## Ensamble modeling 
- in [this notebook](hypermerameter_optimized_modeling.ipynb) we calculated bias and variance of the model (mean and standard deviation of AUC and F1 when we put it in cross-validation)
- Use **bagging ensamble** for models that had high variance: **Logistic regression, KNN**
- Use **boosting ensamble** for models that had high bias: **using XGBoost features**
- Use **voting ensamble** on our top 3 models to see if we can improve it: **XGBoost, SVC, Random Forest**

In [1]:
# Bagged Decision Trees for Classification - necessary dependencies
from sklearn import model_selection
from sklearn.ensemble import BaggingClassifier
from sklearn.ensemble import RandomForestClassifier
import pandas as pd
from sklearn.metrics import make_scorer, roc_auc_score

# boosting ensamble (there are others)
from sklearn.ensemble import GradientBoostingClassifier

# voting ensamble
from sklearn.ensemble import VotingClassifier

from sklearn.linear_model import LogisticRegression
from sklearn.neighbors import KNeighborsClassifier
from sklearn.svm import SVC
from xgboost import XGBClassifier

In [2]:
# read in data 
data = pd.read_csv('all_model_data.csv', index_col = 0)

## Bagging - Logistic Regression 

In [9]:
# Segregate the features from the labels
X = data[['ProdRelPageRatio_Scaled_Bin','totalFracAdmin_Scaled','Administrative_Duration_Scaled',
          'BounceRates_Norm_Scaled', 'ExitRates_Scaled','SpecialDay_1.0']]
Y = data.Revenue

In [10]:
# use 10-kfold to validate the results 
kfold = model_selection.KFold(n_splits=10, random_state=123, shuffle=True)
# innitialize our model with our best params 
cart = LogisticRegression(solver='lbfgs', C=5, class_weight=dict,dual=False,random_state = 123,max_iter=90,
                            verbose=0, warm_start=True) 

# we will use 100 trees to increase learning 
num_trees = 100
# innitialize bagging ensable 
model = BaggingClassifier(base_estimator=cart, n_estimators=num_trees, random_state=123)
# use cros-val to validate the results
results = model_selection.cross_val_score(model, X, Y, cv=kfold)
print(results.mean())

0.8852392538523925


- 10-Kfold accuracy **improved** from 0.848 to 0.8852

## Bagging - KNN

In [11]:
# Segregate the features from the labels
X = data[['PageValues_Norm_Scaled','ExitRates_Scaled','totalFracProd_Scaled']]
Y = data.Revenue

In [12]:
# use 10-kfold to validate the results 
kfold = model_selection.KFold(n_splits=10, random_state=123, shuffle=True)
# innitialize our model with our best params 
cart = KNeighborsClassifier(n_jobs=-1, n_neighbors=3) 

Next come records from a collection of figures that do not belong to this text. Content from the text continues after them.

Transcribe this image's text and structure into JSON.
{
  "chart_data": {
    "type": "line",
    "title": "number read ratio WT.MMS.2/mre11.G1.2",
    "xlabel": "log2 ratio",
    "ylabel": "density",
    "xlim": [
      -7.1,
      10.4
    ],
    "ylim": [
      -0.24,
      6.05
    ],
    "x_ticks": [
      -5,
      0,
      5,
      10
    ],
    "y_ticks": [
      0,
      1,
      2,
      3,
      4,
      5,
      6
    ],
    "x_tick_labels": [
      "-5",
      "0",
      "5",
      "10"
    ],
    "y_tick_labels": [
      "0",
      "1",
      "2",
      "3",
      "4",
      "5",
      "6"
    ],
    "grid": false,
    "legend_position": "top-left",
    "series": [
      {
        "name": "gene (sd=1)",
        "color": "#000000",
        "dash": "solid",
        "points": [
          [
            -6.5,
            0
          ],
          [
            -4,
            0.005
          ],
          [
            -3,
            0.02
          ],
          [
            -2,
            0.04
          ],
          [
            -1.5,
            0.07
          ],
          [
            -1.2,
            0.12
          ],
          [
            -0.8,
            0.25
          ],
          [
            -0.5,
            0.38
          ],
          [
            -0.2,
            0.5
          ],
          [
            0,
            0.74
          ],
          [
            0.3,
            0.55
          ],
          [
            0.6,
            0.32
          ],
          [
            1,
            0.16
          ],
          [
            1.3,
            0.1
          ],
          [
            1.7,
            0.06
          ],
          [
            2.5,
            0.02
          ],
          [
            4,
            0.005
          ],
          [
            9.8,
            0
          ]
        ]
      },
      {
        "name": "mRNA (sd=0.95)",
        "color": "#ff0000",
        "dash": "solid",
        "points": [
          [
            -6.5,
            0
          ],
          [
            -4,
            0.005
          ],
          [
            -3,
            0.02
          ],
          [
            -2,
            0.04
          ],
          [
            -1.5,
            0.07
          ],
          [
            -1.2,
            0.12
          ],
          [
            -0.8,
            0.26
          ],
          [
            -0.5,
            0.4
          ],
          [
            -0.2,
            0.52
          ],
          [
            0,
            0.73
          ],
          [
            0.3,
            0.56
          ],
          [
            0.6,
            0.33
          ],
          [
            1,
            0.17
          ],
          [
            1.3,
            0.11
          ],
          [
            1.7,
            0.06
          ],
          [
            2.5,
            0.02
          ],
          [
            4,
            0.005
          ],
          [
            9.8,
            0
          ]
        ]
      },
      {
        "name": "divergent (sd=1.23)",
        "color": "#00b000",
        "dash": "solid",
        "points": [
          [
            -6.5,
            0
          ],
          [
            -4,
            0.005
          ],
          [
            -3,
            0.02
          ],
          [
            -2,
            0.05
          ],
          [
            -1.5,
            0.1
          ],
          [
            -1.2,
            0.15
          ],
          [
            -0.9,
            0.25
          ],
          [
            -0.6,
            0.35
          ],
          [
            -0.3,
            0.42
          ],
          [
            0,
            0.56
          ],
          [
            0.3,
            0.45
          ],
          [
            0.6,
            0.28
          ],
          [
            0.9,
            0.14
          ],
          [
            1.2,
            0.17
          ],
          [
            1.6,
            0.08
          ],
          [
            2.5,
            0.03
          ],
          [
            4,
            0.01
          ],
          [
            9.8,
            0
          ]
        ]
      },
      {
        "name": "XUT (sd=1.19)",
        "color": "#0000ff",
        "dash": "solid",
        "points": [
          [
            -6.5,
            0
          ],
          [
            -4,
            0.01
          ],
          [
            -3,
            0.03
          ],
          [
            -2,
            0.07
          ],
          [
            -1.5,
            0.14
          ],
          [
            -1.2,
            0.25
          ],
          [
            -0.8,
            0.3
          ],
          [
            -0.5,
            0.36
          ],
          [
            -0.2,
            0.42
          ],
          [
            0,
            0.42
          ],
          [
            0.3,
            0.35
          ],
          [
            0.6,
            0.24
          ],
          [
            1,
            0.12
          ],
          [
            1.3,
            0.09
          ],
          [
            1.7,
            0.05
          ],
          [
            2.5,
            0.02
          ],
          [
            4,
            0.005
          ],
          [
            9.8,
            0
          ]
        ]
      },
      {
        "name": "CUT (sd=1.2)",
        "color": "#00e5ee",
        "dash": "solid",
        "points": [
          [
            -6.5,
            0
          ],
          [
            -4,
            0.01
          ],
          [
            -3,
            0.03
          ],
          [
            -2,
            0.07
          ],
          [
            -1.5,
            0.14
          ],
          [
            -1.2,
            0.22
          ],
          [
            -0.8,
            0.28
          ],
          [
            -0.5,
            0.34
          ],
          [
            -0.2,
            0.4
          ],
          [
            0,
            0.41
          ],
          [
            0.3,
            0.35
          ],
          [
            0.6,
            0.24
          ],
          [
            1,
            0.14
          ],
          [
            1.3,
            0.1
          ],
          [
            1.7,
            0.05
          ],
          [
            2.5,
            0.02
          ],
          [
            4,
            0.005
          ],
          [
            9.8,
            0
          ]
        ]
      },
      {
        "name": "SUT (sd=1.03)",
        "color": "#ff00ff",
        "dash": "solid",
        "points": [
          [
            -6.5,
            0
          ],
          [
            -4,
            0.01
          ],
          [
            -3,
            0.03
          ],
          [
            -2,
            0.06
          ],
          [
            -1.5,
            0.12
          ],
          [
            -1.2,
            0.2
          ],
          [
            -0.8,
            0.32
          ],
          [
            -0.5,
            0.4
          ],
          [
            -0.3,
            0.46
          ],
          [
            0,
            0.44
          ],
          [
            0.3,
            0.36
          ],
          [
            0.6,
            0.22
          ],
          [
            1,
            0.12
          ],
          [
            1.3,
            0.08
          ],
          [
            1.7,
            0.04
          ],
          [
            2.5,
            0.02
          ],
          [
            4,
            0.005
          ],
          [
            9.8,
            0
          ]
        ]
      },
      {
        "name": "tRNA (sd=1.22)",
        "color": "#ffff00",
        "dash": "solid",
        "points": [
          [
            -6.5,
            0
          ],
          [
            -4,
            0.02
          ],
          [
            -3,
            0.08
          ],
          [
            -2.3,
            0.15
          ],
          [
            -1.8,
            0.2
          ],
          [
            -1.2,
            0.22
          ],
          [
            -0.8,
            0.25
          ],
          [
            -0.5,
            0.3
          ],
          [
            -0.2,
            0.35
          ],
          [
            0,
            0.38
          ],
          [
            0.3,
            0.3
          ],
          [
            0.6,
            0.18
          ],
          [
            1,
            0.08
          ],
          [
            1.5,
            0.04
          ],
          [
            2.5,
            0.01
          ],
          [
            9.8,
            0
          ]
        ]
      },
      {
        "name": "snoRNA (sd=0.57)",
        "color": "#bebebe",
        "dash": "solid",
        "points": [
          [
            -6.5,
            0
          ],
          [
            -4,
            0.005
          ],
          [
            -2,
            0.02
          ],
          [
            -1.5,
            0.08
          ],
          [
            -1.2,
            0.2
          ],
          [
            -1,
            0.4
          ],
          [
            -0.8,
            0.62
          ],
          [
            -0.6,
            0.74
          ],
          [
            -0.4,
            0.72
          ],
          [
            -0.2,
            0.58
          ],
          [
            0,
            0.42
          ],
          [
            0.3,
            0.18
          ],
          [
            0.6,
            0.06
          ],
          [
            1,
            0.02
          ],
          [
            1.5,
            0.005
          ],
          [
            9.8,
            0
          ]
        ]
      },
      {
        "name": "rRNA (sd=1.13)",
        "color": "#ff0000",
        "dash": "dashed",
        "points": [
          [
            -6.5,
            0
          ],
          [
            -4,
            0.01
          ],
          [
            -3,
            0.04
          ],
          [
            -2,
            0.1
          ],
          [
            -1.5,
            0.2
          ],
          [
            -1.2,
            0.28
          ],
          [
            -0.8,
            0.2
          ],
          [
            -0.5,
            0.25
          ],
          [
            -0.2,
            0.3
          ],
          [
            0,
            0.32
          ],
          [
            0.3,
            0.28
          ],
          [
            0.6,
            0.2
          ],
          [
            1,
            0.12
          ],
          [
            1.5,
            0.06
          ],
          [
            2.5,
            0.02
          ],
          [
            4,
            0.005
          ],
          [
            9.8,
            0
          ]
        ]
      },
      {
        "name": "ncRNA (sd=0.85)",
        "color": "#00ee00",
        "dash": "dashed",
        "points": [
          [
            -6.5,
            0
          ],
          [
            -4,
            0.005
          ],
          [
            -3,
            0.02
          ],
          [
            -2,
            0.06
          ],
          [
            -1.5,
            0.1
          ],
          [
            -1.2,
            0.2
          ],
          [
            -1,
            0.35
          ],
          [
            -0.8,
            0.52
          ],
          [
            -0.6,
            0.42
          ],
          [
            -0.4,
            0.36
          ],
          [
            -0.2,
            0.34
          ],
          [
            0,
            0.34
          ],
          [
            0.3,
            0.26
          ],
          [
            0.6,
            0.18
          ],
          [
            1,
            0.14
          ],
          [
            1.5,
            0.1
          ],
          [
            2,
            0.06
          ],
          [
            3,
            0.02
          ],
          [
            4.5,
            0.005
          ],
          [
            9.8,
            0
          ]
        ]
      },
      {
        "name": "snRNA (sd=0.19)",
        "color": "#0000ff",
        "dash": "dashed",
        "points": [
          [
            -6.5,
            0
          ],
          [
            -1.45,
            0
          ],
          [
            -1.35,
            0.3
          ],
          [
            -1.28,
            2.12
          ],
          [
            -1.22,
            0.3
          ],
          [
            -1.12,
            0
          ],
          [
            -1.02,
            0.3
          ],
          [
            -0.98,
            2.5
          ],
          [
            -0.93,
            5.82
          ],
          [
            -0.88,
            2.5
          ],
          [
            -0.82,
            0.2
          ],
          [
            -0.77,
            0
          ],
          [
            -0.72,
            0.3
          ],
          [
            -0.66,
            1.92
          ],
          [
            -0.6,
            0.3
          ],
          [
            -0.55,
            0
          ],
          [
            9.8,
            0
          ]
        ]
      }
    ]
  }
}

# we will use 100 trees to increase learning 
num_trees = 100
# innitialize bagging ensable 
model = BaggingClassifier(base_estimator=cart, n_estimators=num_trees, random_state=123)
# use cros-val to validate the results
results = model_selection.cross_val_score(model, X, Y, cv=kfold)
print(results.mean())

0.8820762368207623


- 10-Kfold accuracy **improved** from 0.871 to 0.882

## Stochastic Gradient Boosting Classification

- as we have mixed features we cannot feed the model all our features 
- instead we will used features that our best model (XGBoost) uses 

In [7]:
# Segregate the features from the labels
X = data[['PageValues_Norm_Scaled', 'AdminBounceRatio_Norm_Scaled', 'ProdRelExitRatio_Norm_Scaled',
          'Month_bin_4', 'Month_bin_2', 'VisitorType_bin_2', 'Informational_Duration_Scaled', 'totalFracProd_Bin']]
Y = data.Revenue

In [13]:
# we will use AUC to check validity of hyperparameters 
#scorer = make_scorer(roc_auc_score)
num_trees = 100
seed=123

# use 10-kfold to validate the results 
kfold = model_selection.KFold(n_splits=10, random_state=seed, shuffle=True)

# innitialize model
model = GradientBoostingClassifier(n_estimators=num_trees, random_state=seed)
# validate our results
results = model_selection.cross_val_score(model, X, Y, cv=kfold)
print(results.mean())

0.894322789943228


- Good results but **our best 10-Kfold is still random forest: 0.917**

## Voting-based Ensemble (XGBoost, SVC, Random Forest)
- remember to use the best params for each model
- the code displayed below works for models that have the same features 
- if your models perform best with different features a more manual/weighted voting approach must be created
    - Here is a great article: https://sebastianraschka.com/Articles/2014_ensemble_classifier.html
- We did not have time so we used a more un-scientific approach of picking features that worked best for our top model (XGBoost)

In [5]:
# Segregate the features from the labels
X = data[['PageValues_Norm_Scaled', 'AdminBounceRatio_Norm_Scaled', 'ProdRelExitRatio_Norm_Scaled',
          'Month_bin_4', 'Month_bin_2', 'VisitorType_bin_2', 'Informational_Duration_Scaled', 'totalFracProd_Bin']]
Y = data.Revenue

In [6]:
# random_state
seed = 123
# use 10-kfold validation
kfold = model_selection.KFold(n_splits=10, random_state=seed, shuffle=True)

# create the sub models
estimators = [] # this will be used in the voting classifier 

# create our 3 models
model1 = XGBClassifier(random_state=seed,learning_rate=0.3,loss='deviance',max_depth=11,max_leaf_nodes=1,
                       n_estimators=110,subsample=1.0)
estimators.append(('xgboost', model1)) # append it to the estimators 

model2 = SVC(kernel='rbf', gamma=1.0672387970376063, class_weight='balanced', C=0.8914369396699439,
            probability=True, random_state = seed)
estimators.append(('svc', model2))

model3 = RandomForestClassifier(bootstrap=False,class_weight='balanced',criterion='entropy',max_depth=20,
                                 max_features=0.4,max_leaf_nodes=5,min_samples_leaf=20,min_samples_split=14,
                                 n_estimators=100,random_state = seed)
estimators.append(('fr', model3))

# create the voting ensemble model
ensemble = VotingClassifier(estimators)
# validate with cross-validation
results = model_selection.cross_val_score(ensemble, X, Y, cv=kfold, scoring = scorer)
print(results.mean())

0.8744525547445257


- Did not improve our results